Уповай на помощь Божью, старайся свою часть работы делать старательно, добросовестно, остальное Господь сам восполнит! Проси Его, чтобы тебе стать орудием Его, чтобы не твое страстное человеческое естество довлело в исполнении этого послушания, но чтобы отъял Он от тебя всякую самость и сотворил тебя проводником Его любви к прочим людям! Тако и Богу послужишь, и сам спасешися!
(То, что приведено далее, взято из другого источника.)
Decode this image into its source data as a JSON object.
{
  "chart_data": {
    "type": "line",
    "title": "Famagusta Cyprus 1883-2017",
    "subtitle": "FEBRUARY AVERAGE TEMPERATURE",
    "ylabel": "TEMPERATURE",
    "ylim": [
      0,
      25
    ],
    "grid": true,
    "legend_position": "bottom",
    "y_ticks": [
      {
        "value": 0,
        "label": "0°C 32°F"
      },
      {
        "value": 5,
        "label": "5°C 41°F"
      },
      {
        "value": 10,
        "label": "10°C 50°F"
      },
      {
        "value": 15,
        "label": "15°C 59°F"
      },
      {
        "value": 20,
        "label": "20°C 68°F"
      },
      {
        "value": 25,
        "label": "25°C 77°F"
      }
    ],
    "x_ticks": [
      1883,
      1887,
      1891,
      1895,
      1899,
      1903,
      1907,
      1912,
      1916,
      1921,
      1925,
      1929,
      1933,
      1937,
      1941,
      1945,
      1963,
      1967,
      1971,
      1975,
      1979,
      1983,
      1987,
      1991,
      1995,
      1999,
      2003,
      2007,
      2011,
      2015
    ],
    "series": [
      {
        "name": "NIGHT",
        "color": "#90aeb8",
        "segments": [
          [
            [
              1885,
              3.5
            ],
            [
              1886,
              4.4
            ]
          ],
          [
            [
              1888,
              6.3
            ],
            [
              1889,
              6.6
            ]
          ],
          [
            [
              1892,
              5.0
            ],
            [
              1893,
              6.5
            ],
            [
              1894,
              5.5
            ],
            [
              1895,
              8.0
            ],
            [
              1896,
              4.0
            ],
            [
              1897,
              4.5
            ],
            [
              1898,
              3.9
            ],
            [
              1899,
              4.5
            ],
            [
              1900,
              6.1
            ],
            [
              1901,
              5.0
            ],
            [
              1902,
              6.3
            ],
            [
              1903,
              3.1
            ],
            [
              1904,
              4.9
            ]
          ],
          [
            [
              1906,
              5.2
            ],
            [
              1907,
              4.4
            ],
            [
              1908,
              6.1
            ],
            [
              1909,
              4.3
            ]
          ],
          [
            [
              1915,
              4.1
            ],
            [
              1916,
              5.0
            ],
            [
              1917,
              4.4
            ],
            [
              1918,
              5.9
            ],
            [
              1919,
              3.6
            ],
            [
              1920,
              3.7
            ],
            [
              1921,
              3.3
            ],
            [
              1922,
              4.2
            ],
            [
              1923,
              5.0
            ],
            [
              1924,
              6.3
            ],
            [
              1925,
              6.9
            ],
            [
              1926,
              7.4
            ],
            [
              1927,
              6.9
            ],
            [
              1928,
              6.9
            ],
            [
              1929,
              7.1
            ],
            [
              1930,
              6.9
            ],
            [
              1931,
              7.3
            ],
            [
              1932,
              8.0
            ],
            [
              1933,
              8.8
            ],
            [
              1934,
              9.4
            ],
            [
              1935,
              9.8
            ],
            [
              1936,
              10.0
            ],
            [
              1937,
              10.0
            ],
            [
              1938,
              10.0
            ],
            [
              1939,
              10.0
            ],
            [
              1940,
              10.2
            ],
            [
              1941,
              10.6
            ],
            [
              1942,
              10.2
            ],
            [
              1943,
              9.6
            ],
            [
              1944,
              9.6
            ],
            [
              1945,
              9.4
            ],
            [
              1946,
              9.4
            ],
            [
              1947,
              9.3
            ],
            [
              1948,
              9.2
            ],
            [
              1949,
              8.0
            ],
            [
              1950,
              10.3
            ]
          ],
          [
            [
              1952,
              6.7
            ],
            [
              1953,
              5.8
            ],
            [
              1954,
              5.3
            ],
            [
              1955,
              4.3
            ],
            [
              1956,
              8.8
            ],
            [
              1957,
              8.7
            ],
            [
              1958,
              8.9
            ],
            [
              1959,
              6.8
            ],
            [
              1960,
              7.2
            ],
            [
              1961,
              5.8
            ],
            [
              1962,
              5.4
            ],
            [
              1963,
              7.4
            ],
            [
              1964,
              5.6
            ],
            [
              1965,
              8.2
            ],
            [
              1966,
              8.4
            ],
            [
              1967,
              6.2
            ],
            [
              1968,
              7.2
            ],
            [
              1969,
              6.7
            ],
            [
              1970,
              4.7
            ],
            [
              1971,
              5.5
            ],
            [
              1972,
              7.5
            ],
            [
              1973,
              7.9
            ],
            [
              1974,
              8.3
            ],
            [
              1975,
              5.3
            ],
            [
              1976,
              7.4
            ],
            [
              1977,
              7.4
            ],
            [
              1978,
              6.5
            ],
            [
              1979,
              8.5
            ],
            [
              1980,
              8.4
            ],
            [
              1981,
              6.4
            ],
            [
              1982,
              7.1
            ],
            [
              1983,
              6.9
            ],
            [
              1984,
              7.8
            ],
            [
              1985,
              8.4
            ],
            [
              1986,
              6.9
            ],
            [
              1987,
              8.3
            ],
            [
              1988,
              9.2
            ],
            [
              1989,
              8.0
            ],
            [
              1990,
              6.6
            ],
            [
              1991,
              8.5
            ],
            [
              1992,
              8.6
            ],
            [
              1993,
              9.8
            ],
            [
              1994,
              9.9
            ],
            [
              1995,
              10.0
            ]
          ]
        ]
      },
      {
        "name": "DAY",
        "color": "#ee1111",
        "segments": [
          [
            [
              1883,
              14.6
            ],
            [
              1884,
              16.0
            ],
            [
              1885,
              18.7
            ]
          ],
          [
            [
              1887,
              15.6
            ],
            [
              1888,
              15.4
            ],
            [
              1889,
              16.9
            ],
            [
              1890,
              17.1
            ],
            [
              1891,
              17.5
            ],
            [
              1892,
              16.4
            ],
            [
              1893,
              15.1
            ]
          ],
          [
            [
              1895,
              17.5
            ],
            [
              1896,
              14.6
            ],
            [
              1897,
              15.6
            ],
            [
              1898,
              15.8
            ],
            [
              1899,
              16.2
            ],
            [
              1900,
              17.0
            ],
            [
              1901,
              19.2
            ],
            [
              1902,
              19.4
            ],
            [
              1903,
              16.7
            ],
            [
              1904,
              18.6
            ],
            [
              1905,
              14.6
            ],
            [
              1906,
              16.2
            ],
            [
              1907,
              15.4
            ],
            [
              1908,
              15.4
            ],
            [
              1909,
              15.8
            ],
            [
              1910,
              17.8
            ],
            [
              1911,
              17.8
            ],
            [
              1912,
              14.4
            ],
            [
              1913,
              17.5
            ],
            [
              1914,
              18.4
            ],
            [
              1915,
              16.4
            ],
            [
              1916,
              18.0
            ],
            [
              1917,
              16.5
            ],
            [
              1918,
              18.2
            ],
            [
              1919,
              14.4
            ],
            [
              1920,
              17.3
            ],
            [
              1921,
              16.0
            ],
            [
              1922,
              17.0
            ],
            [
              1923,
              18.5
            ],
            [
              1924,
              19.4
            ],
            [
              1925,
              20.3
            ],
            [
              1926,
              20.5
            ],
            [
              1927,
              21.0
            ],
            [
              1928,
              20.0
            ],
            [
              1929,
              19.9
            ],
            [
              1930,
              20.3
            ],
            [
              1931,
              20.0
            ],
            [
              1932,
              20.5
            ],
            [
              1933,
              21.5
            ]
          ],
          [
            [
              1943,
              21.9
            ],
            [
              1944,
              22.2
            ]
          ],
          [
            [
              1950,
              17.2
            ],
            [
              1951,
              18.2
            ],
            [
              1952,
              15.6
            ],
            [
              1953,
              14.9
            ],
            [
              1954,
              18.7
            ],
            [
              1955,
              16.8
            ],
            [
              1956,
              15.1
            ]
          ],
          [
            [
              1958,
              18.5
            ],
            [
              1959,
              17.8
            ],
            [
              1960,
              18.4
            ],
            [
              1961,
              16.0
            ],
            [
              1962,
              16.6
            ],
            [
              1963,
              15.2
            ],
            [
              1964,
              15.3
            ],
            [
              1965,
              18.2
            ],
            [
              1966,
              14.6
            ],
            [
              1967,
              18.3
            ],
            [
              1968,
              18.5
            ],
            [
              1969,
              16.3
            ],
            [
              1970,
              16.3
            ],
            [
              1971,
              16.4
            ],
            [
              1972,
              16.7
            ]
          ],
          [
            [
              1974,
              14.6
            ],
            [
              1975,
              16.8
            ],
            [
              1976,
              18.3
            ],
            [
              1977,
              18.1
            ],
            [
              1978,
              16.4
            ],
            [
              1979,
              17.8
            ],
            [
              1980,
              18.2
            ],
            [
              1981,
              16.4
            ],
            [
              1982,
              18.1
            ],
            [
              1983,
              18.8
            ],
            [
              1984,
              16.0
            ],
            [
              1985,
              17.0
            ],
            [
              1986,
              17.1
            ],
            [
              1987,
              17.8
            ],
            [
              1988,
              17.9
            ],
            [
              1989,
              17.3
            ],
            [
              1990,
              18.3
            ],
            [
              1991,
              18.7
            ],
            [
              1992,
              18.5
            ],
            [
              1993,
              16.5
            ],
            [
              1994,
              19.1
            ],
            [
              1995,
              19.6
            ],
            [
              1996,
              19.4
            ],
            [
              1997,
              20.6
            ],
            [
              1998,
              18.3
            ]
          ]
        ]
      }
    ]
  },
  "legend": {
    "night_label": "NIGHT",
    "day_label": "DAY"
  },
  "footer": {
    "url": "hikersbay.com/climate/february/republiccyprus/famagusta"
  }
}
— Понял! — снова вздохнул я, и словно что-то мешавшее отошло от меня с этим вздохом. — Благослови меня на этот труд, отче честный, и помолись о моей немощи!
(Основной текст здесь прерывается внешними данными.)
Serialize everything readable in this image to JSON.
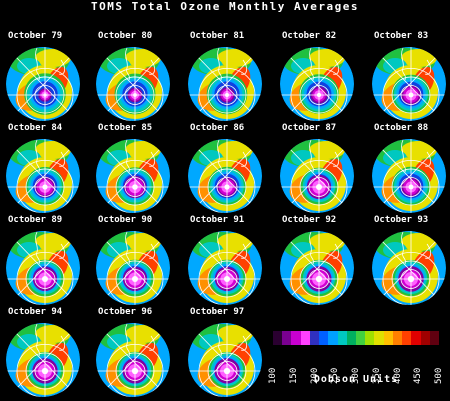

— Бог благословит и укрепит тебя, Алексий! — сказал Папа Герасим, осенив меня крестным знамением. — А ведь есть и еще нечто, волнующее твою душу, так?
— Так и есть, батюшка! — отозвался я. — Очень я запереживал от разговоров, услышанных мною от отцов в этот приезд. Про последние времена, заражение Афона вторжением мира, про «еврокельи» эти, что номерами отелей станут, про то, что сюда женщин могут пустить... Страшно мне от этого, просто сердце кровью обливается: неужели Господь попустит такую великую святыню осквернить?
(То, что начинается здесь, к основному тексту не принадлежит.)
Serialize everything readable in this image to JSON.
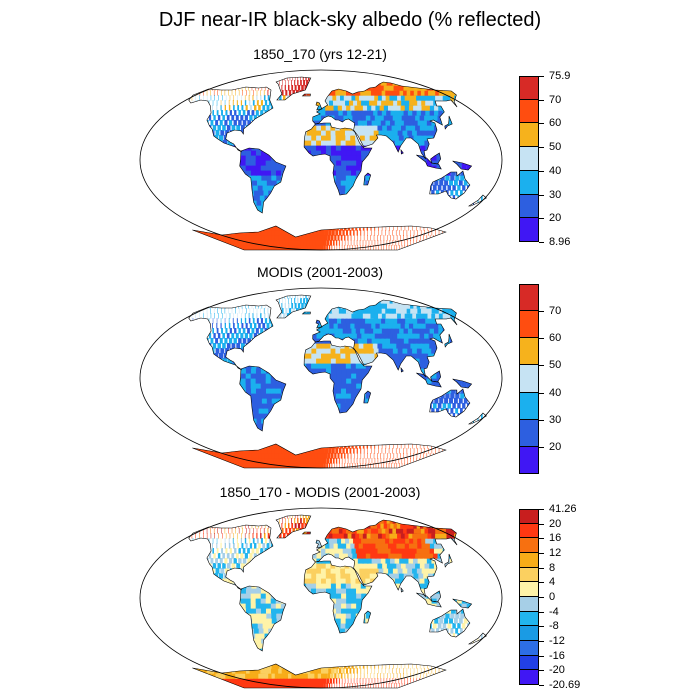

— Не нам рассуждать о судьбах Промысла Божьего, Алешенька, — вздохнул старец, — что Богом Святой горе уготовано, того она не минует. Только ты вспомни о том, что Он ради нашего спасения и собственное Тело не пожалел, отдал на поругание и истязание злым человекам. Сперва было поругание, а потом и Воскресение во славе! Так и с Афоном будет...
— Трудно мне, батюшка, все это уложить в моем греховном сознании, даже представить себе такого не могу, — тяжко вздохнул я из глубины души.
— Представишь, Алеша, — старец вдруг посмотрел на меня каким-то проникающим насквозь взглядом, — все, что тебе будет необходимо, то и представишь и узришь...
Он встал и снова улыбнулся, словно окатив меня волной тепла и любви.
— Пойдем, Лешенька! Скоро вечерня, отдохнем перед службой!
Мы вышли из экклесии.
Я был так переполнен чувствами и мыслями, требующими осмысления и разложения по полочкам в моей вспученной от их переизбытка голове, что автоматически направился в сторону кельи, где жил еще пару дней назад, и, уходя, услышал голос Папы Герасима:
— Отец Никифор! Еще немного времени есть до вечерни, пойдем-ка, пошепчемся в экклесии!
«Ага! — успел сообразить я. — Это он так отдыхает!»
Впрочем, я и сам отдохнуть толком не успел. Едва прилег на жесткое монашеское ложе в своем «пенальчике», едва почувствовал, как на перегруженное впечатлениями сознание накатывает спасительная волна засыпания, как — «то-та-та-та, то-та-та-та» — застучал деревянный молоток в ручной талантос, созывая братию на соборную молитву. Хотя, может быть, полчасика я и продремал...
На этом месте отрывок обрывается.